There are already several possible designs for this, that I’ve been discussing with other Zcash protocol devs (on the side at conferences, in dev calls, and in spare time) as the next step for Sprout deprecation (as well as a model for future pool deprecation).
- If we as a community want to pay the cost of Sprout logic in consensus forever, then the remaining Sprout funds are frozen, and a Sprout redemption circuit replaces the current Sprout logic, using a value balance mechanism compatible with one of the non-deprecated pools (i.e. Orchard).
- I suggested this 4.5 years ago: What do we do about legacy value pools? - #56 by str4d. No one has taken action to productionise it in the intervening time.
- Redemption actions would be distinguishable on chain, just like Sprout transactions are currently distinguishable from non-Sprout transactions, so there’s no change there. Redemption values would be hidden, which is an improvement.
- This requires paying for a new circuit to be written, reviewed, audited, and deployed.
- If we wanted the redemption actions to be indistinguishable from other actions, that would require recursive proofs, which are not currently present in Zcash consensus and thus would require additional time and funding. And given that the status quo doesn’t have this, I don’t see the benefit outweighing the complexity (at least for Sprout deprecation).
- Once ZSAs are deployed, another option is that the remaining Sprout funds are frozen and then turned into a ZSA.
- Conversion from frozen Sprout to the “synthetic Sprout ZSA” would be done off-chain by users presenting a proof (probably reusing the current Sprout circuit) to a trusted group of orgs via a multisig.
- The Zcash community should be fine with this trust model; the Dev Fund lockbox contains over double the amount of ZEC left in Sprout, and there was clear support for the Coinholder-directed dev fund model that uses a similar trusted group of orgs for disbursing funds.
- The Sprout logic on-chain would be replaced with a small consensus rule that permits users to reveal and burn N units of “synthetic Sprout ZSA” in order to move N units of ZEC from the frozen Sprout pool’s remaining balance (to any currently-active pool). This replaces the current turnstile between Sprout and the other pools.
- A user who wants to avoid the turnstile, could instead trade their "synthetic Sprout ZSA"s for ZEC inside the Orchard pool (to a counterparty who is happy to cross through the turnstile).

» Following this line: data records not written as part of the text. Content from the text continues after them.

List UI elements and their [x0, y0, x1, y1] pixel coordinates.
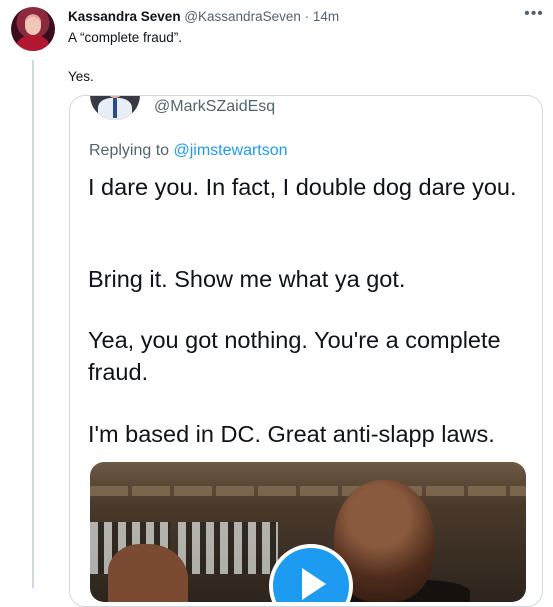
quoted-paragraph-2: Bring it. Show me what ya got. — [88, 266, 406, 292]
thumbnail-wall — [90, 486, 526, 496]
tweet-text-line-2: Yes. — [68, 69, 94, 84]
timestamp[interactable]: 14m — [313, 9, 339, 24]
play-triangle — [302, 568, 326, 600]
author-name[interactable]: Kassandra Seven — [68, 9, 181, 24]
video-thumbnail[interactable] — [90, 462, 526, 602]
replying-to: Replying to @jimstewartson — [89, 142, 288, 160]
replying-prefix: Replying to — [89, 142, 174, 159]
quoted-paragraph-3: Yea, you got nothing. You're a complete … — [88, 327, 501, 385]
quoted-paragraph-4: I'm based in DC. Great anti-slapp laws. — [88, 421, 495, 447]
avatar-suit — [17, 35, 49, 51]
avatar-face — [25, 17, 41, 35]
tweet-header: Kassandra Seven @KassandraSeven · 14m — [68, 9, 339, 25]
author-handle[interactable]: @KassandraSeven — [184, 9, 301, 24]
thumbnail-hand — [108, 544, 188, 602]
thread-line — [32, 60, 34, 588]
more-horizontal-icon[interactable]: ••• — [521, 6, 547, 26]
quoted-tweet-card[interactable]: @MarkSZaidEsq Replying to @jimstewartson… — [69, 95, 543, 607]
quoted-avatar[interactable] — [90, 96, 140, 120]
tweet-text-line-1: A “complete fraud”. — [68, 30, 183, 45]
avatar[interactable] — [11, 7, 55, 51]
quoted-avatar-tie — [113, 98, 117, 118]
thumbnail-window — [178, 522, 278, 574]
quoted-paragraph-1: I dare you. In fact, I double dog dare y… — [88, 174, 517, 200]
time-separator: · — [300, 9, 313, 24]
replying-to-link[interactable]: @jimstewartson — [174, 142, 288, 159]
quoted-handle[interactable]: @MarkSZaidEsq — [154, 98, 275, 116]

This would reveal the moved amount to the other user (or DEX or whatever mechanism is used) instead of publicly on chain, same as with any regular shielded payment.
- The redemption process should have a (widely publicised) redemption window (e.g. several years). Once that window of time ends, the trusted group of orgs could use the ZSA finalization flag to ensure that no more "synthetic Sprout ZSA"s can be issued, at which point any remaining frozen ZEC in the Sprout pool (which would primarily be ZEC stored in lost keys/wallets that can never be moved) could then e.g. be unissued via the NSM (and thus returned into circulation via the block subsidy, funding network security and development).
- Another way to incentivise redemption that I’ve seen suggested before is to have the redemption “exchange rate” include the cost to the network of the legacy pool, by having two outputs from each redemption action (one issuing the synthetic ZSA at a reduced exchange rate, the other moving the remainder of the ZEC into the NSM). In this design, the exchange rate would decrease from 1.0 to 0.0 over the redemption window (either continuously, or in several steps at well-defined times). Once the exchange rate reaches 0, any redemption would result in all funds going to the NSM, which provides the “window end” cut-off point.
- Even with a redemption window, the Sprout pool balance would not be guaranteed to go to zero under the above process, because someone could go through the redemption process to obtain "synthetic Sprout ZSA"s and then lose access to their wallet before they convert them back into ZEC. This could be handled with a separate “conversion window”, which could be e.g. a consensus rule like “synthetic legacy pool ZSAs will only be supported until the subsequent 2 pools are both also deprecated, and then they can’t cross the turnstile into a ZSA-supporting 3rd pool”.
- This would mean that the effective “lifetime” of Sprout could end up being several times longer than its “active lifetime” (which was 4 years; the network prohibited moving funds into Sprout in the Canopy NU in 2020).
- By using ZSAs as the base for this, the cost of deprecating legacy pools is much lower (as they can all reuse the ZSA circuitry and logic as it exists in whatever is the current pool), and it could be specified as the deprecation process for all current and future pools (because it just requires the concept of ZSAs to continue to exist in Zcash) which would provide certainty for users going forward.
- Conversion from frozen Sprout to the “synthetic Sprout ZSA” would be done off-chain by users presenting a proof (probably reusing the current Sprout circuit) to a trusted group of orgs via a multisig.
(I started writing the above at 1am and it’s now past 2am; hopefully it isn’t too rambly!)